Nahri does it anyway, and after singing songs in every language she can think of to coax the evil spirit out of the girl, she sings a song in a language she has known all her life--but has never heard anyone speak. As she finishes the song, something feels different, and she hears a very angry voice in her head.
But the voice goes silent, and she's so busy collecting her fees that she ignores her uneasy feelings, successfully squashing them until much later, when she leaves a tea house and takes a shortcut home through a sprawling cemetery on the outskirts of the city. There, the angry voice that spoke in her head takes form...out of smoke and ash. She has summoned a djinn with her song, and he is very, very angry about it.
They don't have much time to argue, though, because other spirits Nahri would have said were just fairy tales and ghost stories begin to arrive, and they seem intent only on killing Nahri and the djinn. An ifrit and a whole host of ghouls launch their attack, and Nahri's djinn sends her to find a carpet in a new-looking mausoleum. She does, not even thinking much about why because she's so frantically worried about evading the claws of the hungry. After finding the carpet and fighting off a few ghouls, she drags the carpet outside, where the djinn stands surrounded by very dead ghouls, and she passes out.
She wakes to realize they are miles from Cairo, for the djinn has magicked the carpet. She learns his name is Dara, and he is taking her to Daevabad, the capital city of the daevas, or djinn. Dara is full of mysteries and secrets (and is also, of course, incredibly handsome and arrogant and a marvelous fighter and pretty prejudiced against humans--which makes sense since he has spent the last 1,400 years enslaved to some very awful human beings). Nahri has secrets of her own, and perhaps the biggest one is a secret she has yet to uncover--her own past and origins. For Dara assumes she must have djinn blood of her own, even though she looks fully human, since she can heal herself and others and speak languages so easily. He believes she might be the only survivor of a race of daevas, the Nahid, that were his people's great healers and his own race's patrons, those he swore his life to serve and protect, but that seems impossible because the last two Nahid were brutally murdered about twenty years before.

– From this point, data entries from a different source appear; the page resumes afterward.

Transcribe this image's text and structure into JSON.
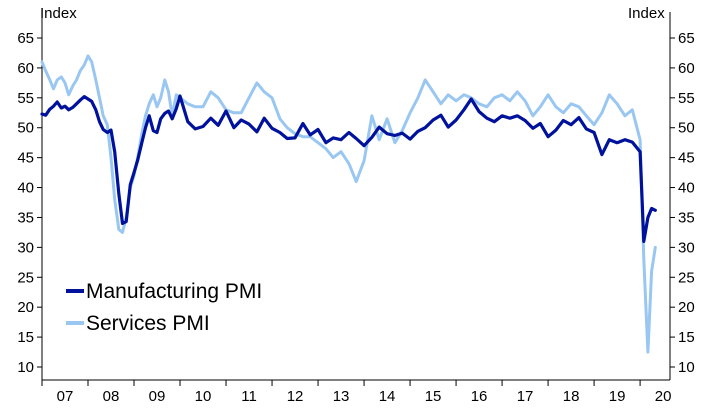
{
  "chart_data": {
    "type": "line",
    "y_unit_left": "Index",
    "y_unit_right": "Index",
    "ylim": [
      10,
      65
    ],
    "y_ticks": [
      10,
      15,
      20,
      25,
      30,
      35,
      40,
      45,
      50,
      55,
      60,
      65
    ],
    "x_start_year": 2007,
    "x_categories": [
      "07",
      "08",
      "09",
      "10",
      "11",
      "12",
      "13",
      "14",
      "15",
      "16",
      "17",
      "18",
      "19",
      "20"
    ],
    "grid": false,
    "legend_position": "bottom-left",
    "colors": {
      "manufacturing": "#00129c",
      "services": "#99c7f2",
      "axis": "#000000"
    },
    "series": [
      {
        "name": "Manufacturing PMI",
        "key": "manufacturing",
        "x": [
          2007.0,
          2007.08,
          2007.17,
          2007.25,
          2007.33,
          2007.42,
          2007.5,
          2007.58,
          2007.67,
          2007.75,
          2007.83,
          2007.92,
          2008.0,
          2008.08,
          2008.17,
          2008.25,
          2008.33,
          2008.42,
          2008.5,
          2008.58,
          2008.67,
          2008.75,
          2008.83,
          2008.92,
          2009.0,
          2009.08,
          2009.17,
          2009.25,
          2009.33,
          2009.42,
          2009.5,
          2009.58,
          2009.67,
          2009.75,
          2009.83,
          2009.92,
          2010.0,
          2010.17,
          2010.33,
          2010.5,
          2010.67,
          2010.83,
          2011.0,
          2011.17,
          2011.33,
          2011.5,
          2011.67,
          2011.83,
          2012.0,
          2012.17,
          2012.33,
          2012.5,
          2012.67,
          2012.83,
          2013.0,
          2013.17,
          2013.33,
          2013.5,
          2013.67,
          2013.83,
          2014.0,
          2014.17,
          2014.33,
          2014.5,
          2014.67,
          2014.83,
          2015.0,
          2015.17,
          2015.33,
          2015.5,
          2015.67,
          2015.83,
          2016.0,
          2016.17,
          2016.33,
          2016.5,
          2016.67,
          2016.83,
          2017.0,
          2017.17,
          2017.33,
          2017.5,
          2017.67,
          2017.83,
          2018.0,
          2018.17,
          2018.33,
          2018.5,
          2018.67,
          2018.83,
          2019.0,
          2019.17,
          2019.33,
          2019.5,
          2019.67,
          2019.83,
          2020.0,
          2020.08,
          2020.17,
          2020.25,
          2020.33
        ],
        "values": [
          52.3,
          52.1,
          53.1,
          53.6,
          54.3,
          53.3,
          53.6,
          53.0,
          53.4,
          54.0,
          54.6,
          55.2,
          54.8,
          54.4,
          53.0,
          51.0,
          49.7,
          49.2,
          49.6,
          46.0,
          39.0,
          34.0,
          34.3,
          40.5,
          42.5,
          44.6,
          47.5,
          50.0,
          52.0,
          49.5,
          49.2,
          51.5,
          52.4,
          52.8,
          51.5,
          53.2,
          55.3,
          51.0,
          49.8,
          50.2,
          51.6,
          50.4,
          52.8,
          50.0,
          51.3,
          50.6,
          49.3,
          51.6,
          49.9,
          49.2,
          48.2,
          48.3,
          50.7,
          48.8,
          49.7,
          47.5,
          48.3,
          48.0,
          49.2,
          48.2,
          47.0,
          48.4,
          50.1,
          49.0,
          48.7,
          49.1,
          48.1,
          49.4,
          50.0,
          51.3,
          52.1,
          50.1,
          51.3,
          53.0,
          54.8,
          52.7,
          51.6,
          51.0,
          52.0,
          51.6,
          52.0,
          51.2,
          49.9,
          50.7,
          48.5,
          49.6,
          51.2,
          50.5,
          51.7,
          49.8,
          49.2,
          45.5,
          48.0,
          47.5,
          48.0,
          47.6,
          46.0,
          31.0,
          35.0,
          36.5,
          36.2
        ],
        "_note_ignore": ""
      },
      {
        "name": "Services PMI",
        "key": "services",
        "x": [
          2007.0,
          2007.08,
          2007.17,
          2007.25,
          2007.33,
          2007.42,
          2007.5,
          2007.58,
          2007.67,
          2007.75,
          2007.83,
          2007.92,
          2008.0,
          2008.08,
          2008.17,
          2008.25,
          2008.33,
          2008.42,
          2008.5,
          2008.58,
          2008.67,
          2008.75,
          2008.83,
          2008.92,
          2009.0,
          2009.08,
          2009.17,
          2009.25,
          2009.33,
          2009.42,
          2009.5,
          2009.58,
          2009.67,
          2009.75,
          2009.83,
          2009.92,
          2010.0,
          2010.17,
          2010.33,
          2010.5,
          2010.67,
          2010.83,
          2011.0,
          2011.17,
          2011.33,
          2011.5,
          2011.67,
          2011.83,
          2012.0,
          2012.17,
          2012.33,
          2012.5,
          2012.67,
          2012.83,
          2013.0,
          2013.17,
          2013.33,
          2013.5,
          2013.67,
          2013.83,
          2014.0,
          2014.17,
          2014.33,
          2014.5,
          2014.67,
          2014.83,
          2015.0,
          2015.17,
          2015.33,
          2015.5,
          2015.67,
          2015.83,
          2016.0,
          2016.17,
          2016.33,
          2016.5,
          2016.67,
          2016.83,
          2017.0,
          2017.17,
          2017.33,
          2017.5,
          2017.67,
          2017.83,
          2018.0,
          2018.17,
          2018.33,
          2018.5,
          2018.67,
          2018.83,
          2019.0,
          2019.17,
          2019.33,
          2019.5,
          2019.67,
          2019.83,
          2020.0,
          2020.08,
          2020.17,
          2020.25,
          2020.33
        ],
        "values": [
          61.0,
          59.5,
          58.0,
          56.5,
          58.0,
          58.5,
          57.5,
          55.5,
          57.0,
          58.0,
          59.5,
          60.5,
          62.0,
          61.0,
          58.0,
          55.0,
          52.0,
          50.5,
          45.0,
          38.0,
          33.0,
          32.5,
          35.0,
          40.0,
          42.0,
          45.0,
          49.0,
          52.0,
          54.0,
          55.5,
          53.5,
          55.0,
          58.0,
          56.0,
          52.0,
          55.5,
          55.0,
          54.0,
          53.5,
          53.5,
          56.0,
          55.0,
          53.0,
          52.5,
          52.5,
          55.0,
          57.5,
          56.0,
          55.0,
          51.5,
          50.0,
          49.0,
          48.5,
          48.5,
          47.5,
          46.5,
          45.0,
          46.0,
          44.0,
          41.0,
          44.5,
          52.0,
          48.0,
          51.5,
          47.5,
          49.5,
          52.5,
          55.0,
          58.0,
          56.0,
          54.0,
          55.5,
          54.5,
          55.5,
          55.0,
          54.0,
          53.5,
          55.0,
          55.5,
          54.5,
          56.0,
          54.5,
          52.0,
          53.5,
          55.5,
          53.5,
          52.5,
          54.0,
          53.5,
          52.0,
          50.5,
          52.5,
          55.5,
          54.0,
          52.0,
          53.0,
          48.0,
          28.0,
          12.5,
          26.0,
          30.0
        ],
        "_note_ignore": ""
      }
    ]
  }
}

So, they head to Daevabad, but there are problems brewing there as well, problems Dara knows nothing about, as he's been essentially "lost" as a slave to humans for 1,400 years. They plunge right into the midst of this trouble, causing ripples and currents that threaten to destroy the whole kingdom. Dara has to confront the demons of his past, coming to grips with the horrible things he once did at the demand of the Nahids, still not sure exactly how he was brought back from his slave state and whether he is even fully alive (he doesn't actually breathe or bleed). Nahri has to come to terms with who she is and who she wants to be, figuring out whether she fits in this world she never imagined existed. And the other daevas, including the royal family, are shaken/delighted/outraged by the return of Dara and the appearance of Nahri, as all of their plans are called into question.

This is a great book with a setting I haven't read much about, so I definitely enjoyed learning more about the mythology, culture, and traditions of this time and place. It's also the first book in a trilogy, so there are two more books to add to the world creation. I have read the second as well (and read this one a couple of times), but the third hasn't yet been published, so I am eager to complete the overall story arc once it comes out at the end of June.

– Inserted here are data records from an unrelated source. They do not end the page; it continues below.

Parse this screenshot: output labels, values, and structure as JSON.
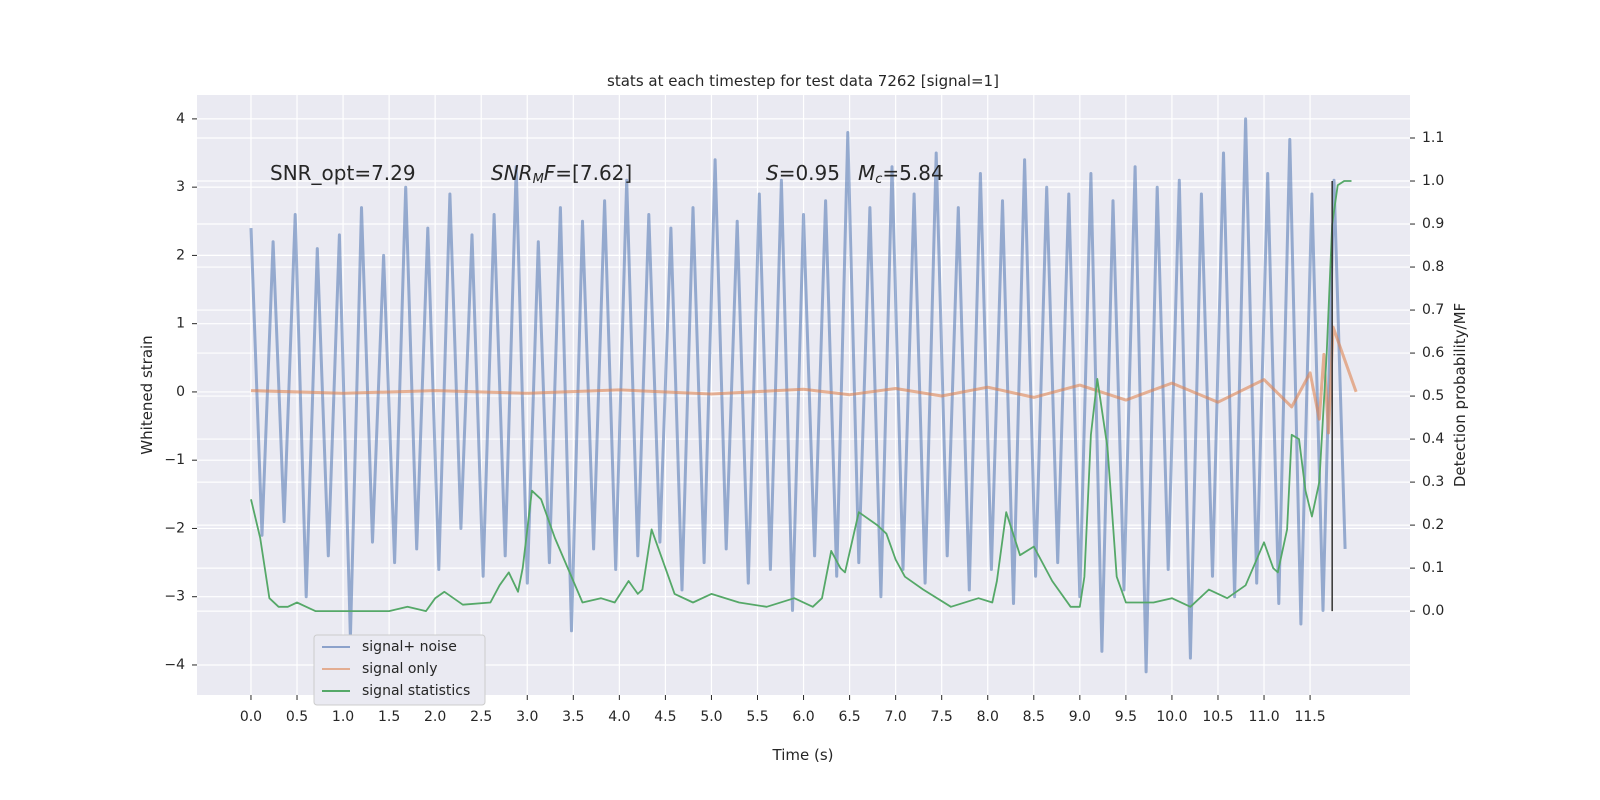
{
  "chart_data": {
    "type": "line",
    "title": "stats at each timestep for test data 7262 [signal=1]",
    "xlabel": "Time (s)",
    "ylabel": "Whitened strain",
    "y2label": "Detection probability/MF",
    "xlim": [
      -0.586,
      12.585
    ],
    "ylim": [
      -4.44,
      4.35
    ],
    "y2lim": [
      -0.195,
      1.2
    ],
    "xticks": [
      {
        "value": 0,
        "label": "0.0"
      },
      0.5,
      {
        "value": 1,
        "label": "1.0"
      },
      1.5,
      {
        "value": 2,
        "label": "2.0"
      },
      2.5,
      {
        "value": 3,
        "label": "3.0"
      },
      3.5,
      {
        "value": 4,
        "label": "4.0"
      },
      4.5,
      {
        "value": 5,
        "label": "5.0"
      },
      5.5,
      {
        "value": 6,
        "label": "6.0"
      },
      6.5,
      {
        "value": 7,
        "label": "7.0"
      },
      7.5,
      {
        "value": 8,
        "label": "8.0"
      },
      8.5,
      {
        "value": 9,
        "label": "9.0"
      },
      9.5,
      {
        "value": 10,
        "label": "10.0"
      },
      10.5,
      {
        "value": 11,
        "label": "11.0"
      },
      11.5
    ],
    "yticks": [
      {
        "value": -4,
        "label": "−4"
      },
      {
        "value": -3,
        "label": "−3"
      },
      {
        "value": -2,
        "label": "−2"
      },
      {
        "value": -1,
        "label": "−1"
      },
      0,
      1,
      2,
      3,
      4
    ],
    "y2ticks": [
      {
        "value": 0,
        "label": "0.0"
      },
      0.1,
      0.2,
      0.3,
      0.4,
      0.5,
      0.6,
      0.7,
      0.8,
      0.9,
      {
        "value": 1,
        "label": "1.0"
      },
      1.1
    ],
    "grid": true,
    "legend": "lower left",
    "annotations": [
      {
        "parts": [
          {
            "text": "SNR_opt=7.29"
          }
        ]
      },
      {
        "parts": [
          {
            "text": "SNR",
            "style": "italic"
          },
          {
            "text": "M",
            "style": "italic",
            "sub": true
          },
          {
            "text": "F",
            "style": "italic"
          },
          {
            "text": "=[7.62]"
          }
        ]
      },
      {
        "parts": [
          {
            "text": "S",
            "style": "italic"
          },
          {
            "text": "=0.95"
          }
        ]
      },
      {
        "parts": [
          {
            "text": "M",
            "style": "italic"
          },
          {
            "text": "c",
            "style": "italic",
            "sub": true
          },
          {
            "text": "=5.84"
          }
        ]
      }
    ],
    "vline": {
      "x": 11.74,
      "y2": [
        0,
        1.0
      ],
      "color": "#333333"
    },
    "series": [
      {
        "name": "signal+ noise",
        "color": "#4c72b0",
        "axis": "y",
        "x": [
          0,
          0.12,
          0.24,
          0.36,
          0.48,
          0.6,
          0.72,
          0.84,
          0.96,
          1.08,
          1.2,
          1.32,
          1.44,
          1.56,
          1.68,
          1.8,
          1.92,
          2.04,
          2.16,
          2.28,
          2.4,
          2.52,
          2.64,
          2.76,
          2.88,
          3.0,
          3.12,
          3.24,
          3.36,
          3.48,
          3.6,
          3.72,
          3.84,
          3.96,
          4.08,
          4.2,
          4.32,
          4.44,
          4.56,
          4.68,
          4.8,
          4.92,
          5.04,
          5.16,
          5.28,
          5.4,
          5.52,
          5.64,
          5.76,
          5.88,
          6.0,
          6.12,
          6.24,
          6.36,
          6.48,
          6.6,
          6.72,
          6.84,
          6.96,
          7.08,
          7.2,
          7.32,
          7.44,
          7.56,
          7.68,
          7.8,
          7.92,
          8.04,
          8.16,
          8.28,
          8.4,
          8.52,
          8.64,
          8.76,
          8.88,
          9.0,
          9.12,
          9.24,
          9.36,
          9.48,
          9.6,
          9.72,
          9.84,
          9.96,
          10.08,
          10.2,
          10.32,
          10.44,
          10.56,
          10.68,
          10.8,
          10.92,
          11.04,
          11.16,
          11.28,
          11.4,
          11.52,
          11.64,
          11.76,
          11.88
        ],
        "values": [
          2.4,
          -2.1,
          2.2,
          -1.9,
          2.6,
          -3.0,
          2.1,
          -2.4,
          2.3,
          -3.6,
          2.7,
          -2.2,
          2.0,
          -2.5,
          3.0,
          -2.3,
          2.4,
          -2.6,
          2.9,
          -2.0,
          2.3,
          -2.7,
          2.6,
          -2.4,
          3.3,
          -2.8,
          2.2,
          -2.5,
          2.7,
          -3.5,
          2.5,
          -2.3,
          2.8,
          -2.6,
          3.1,
          -2.4,
          2.6,
          -2.2,
          2.4,
          -2.9,
          2.7,
          -2.5,
          3.4,
          -2.3,
          2.5,
          -2.8,
          2.9,
          -2.6,
          3.1,
          -3.2,
          2.6,
          -2.4,
          2.8,
          -2.7,
          3.8,
          -2.5,
          2.7,
          -3.0,
          3.3,
          -2.6,
          2.9,
          -2.8,
          3.5,
          -2.4,
          2.7,
          -2.9,
          3.2,
          -2.6,
          2.8,
          -3.1,
          3.4,
          -2.7,
          3.0,
          -2.5,
          2.9,
          -3.0,
          3.2,
          -3.8,
          2.8,
          -2.9,
          3.3,
          -4.1,
          3.0,
          -2.6,
          3.1,
          -3.9,
          2.9,
          -2.7,
          3.5,
          -3.0,
          4.0,
          -2.8,
          3.2,
          -3.1,
          3.7,
          -3.4,
          2.9,
          -3.2,
          3.1,
          -2.3
        ]
      },
      {
        "name": "signal only",
        "color": "#dd8452",
        "axis": "y",
        "x": [
          0,
          1,
          2,
          3,
          4,
          5,
          6,
          6.5,
          7,
          7.5,
          8,
          8.5,
          9,
          9.5,
          10,
          10.5,
          11,
          11.3,
          11.5,
          11.6,
          11.65,
          11.7,
          11.75,
          12.0
        ],
        "values": [
          0.02,
          -0.02,
          0.02,
          -0.02,
          0.03,
          -0.03,
          0.04,
          -0.04,
          0.05,
          -0.06,
          0.07,
          -0.08,
          0.1,
          -0.12,
          0.13,
          -0.15,
          0.18,
          -0.22,
          0.28,
          -0.4,
          0.55,
          -0.6,
          0.95,
          0
        ]
      },
      {
        "name": "signal statistics",
        "color": "#55a868",
        "axis": "y2",
        "x": [
          0.0,
          0.1,
          0.15,
          0.2,
          0.3,
          0.4,
          0.5,
          0.6,
          0.7,
          0.9,
          1.2,
          1.5,
          1.7,
          1.9,
          2.0,
          2.1,
          2.3,
          2.6,
          2.7,
          2.8,
          2.9,
          2.95,
          3.05,
          3.15,
          3.3,
          3.5,
          3.6,
          3.8,
          3.95,
          4.1,
          4.2,
          4.25,
          4.35,
          4.5,
          4.6,
          4.8,
          5.0,
          5.3,
          5.6,
          5.9,
          6.1,
          6.2,
          6.3,
          6.4,
          6.45,
          6.6,
          6.8,
          6.9,
          7.0,
          7.1,
          7.3,
          7.6,
          7.9,
          8.05,
          8.1,
          8.2,
          8.35,
          8.5,
          8.7,
          8.9,
          9.0,
          9.05,
          9.12,
          9.19,
          9.3,
          9.4,
          9.5,
          9.8,
          10.0,
          10.2,
          10.4,
          10.6,
          10.8,
          11.0,
          11.1,
          11.15,
          11.25,
          11.3,
          11.38,
          11.45,
          11.52,
          11.6,
          11.68,
          11.74,
          11.8,
          11.87,
          11.95
        ],
        "values": [
          0.26,
          0.17,
          0.1,
          0.03,
          0.01,
          0.01,
          0.02,
          0.01,
          0.0,
          0.0,
          0.0,
          0.0,
          0.01,
          0.0,
          0.03,
          0.045,
          0.015,
          0.02,
          0.06,
          0.09,
          0.045,
          0.1,
          0.28,
          0.26,
          0.17,
          0.07,
          0.02,
          0.03,
          0.02,
          0.07,
          0.04,
          0.05,
          0.19,
          0.1,
          0.04,
          0.02,
          0.04,
          0.02,
          0.01,
          0.03,
          0.01,
          0.03,
          0.14,
          0.1,
          0.09,
          0.23,
          0.2,
          0.18,
          0.12,
          0.08,
          0.05,
          0.01,
          0.03,
          0.02,
          0.07,
          0.23,
          0.13,
          0.15,
          0.07,
          0.01,
          0.01,
          0.08,
          0.41,
          0.54,
          0.38,
          0.08,
          0.02,
          0.02,
          0.03,
          0.01,
          0.05,
          0.03,
          0.06,
          0.16,
          0.1,
          0.09,
          0.19,
          0.41,
          0.4,
          0.28,
          0.22,
          0.3,
          0.6,
          0.9,
          0.99,
          1.0,
          1.0
        ]
      }
    ]
  }
}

The book alternates between Nahri's chapters and Ali's. Ali is the second son of the king of Daevabad. He is an idealist, a brilliant scholar and highly trained soldier, preparing to serve as the battle commander and chief protector of Muntadhir, his worldly older brother, when he is king. He is even more prejudiced than Dara, if that is possible, and he isn't prepared to like either of them. But he strikes up a close friendship with Nahri, and this friendship leads to all sorts of interesting consequences.
So far, it's a great series, and when I dug around on S.A. Chakraborty's website today, I learned that she's already working on something new that, according to the early review will be a mix of "Sinbad the Sailor and Ocean's 11." What's not to love there?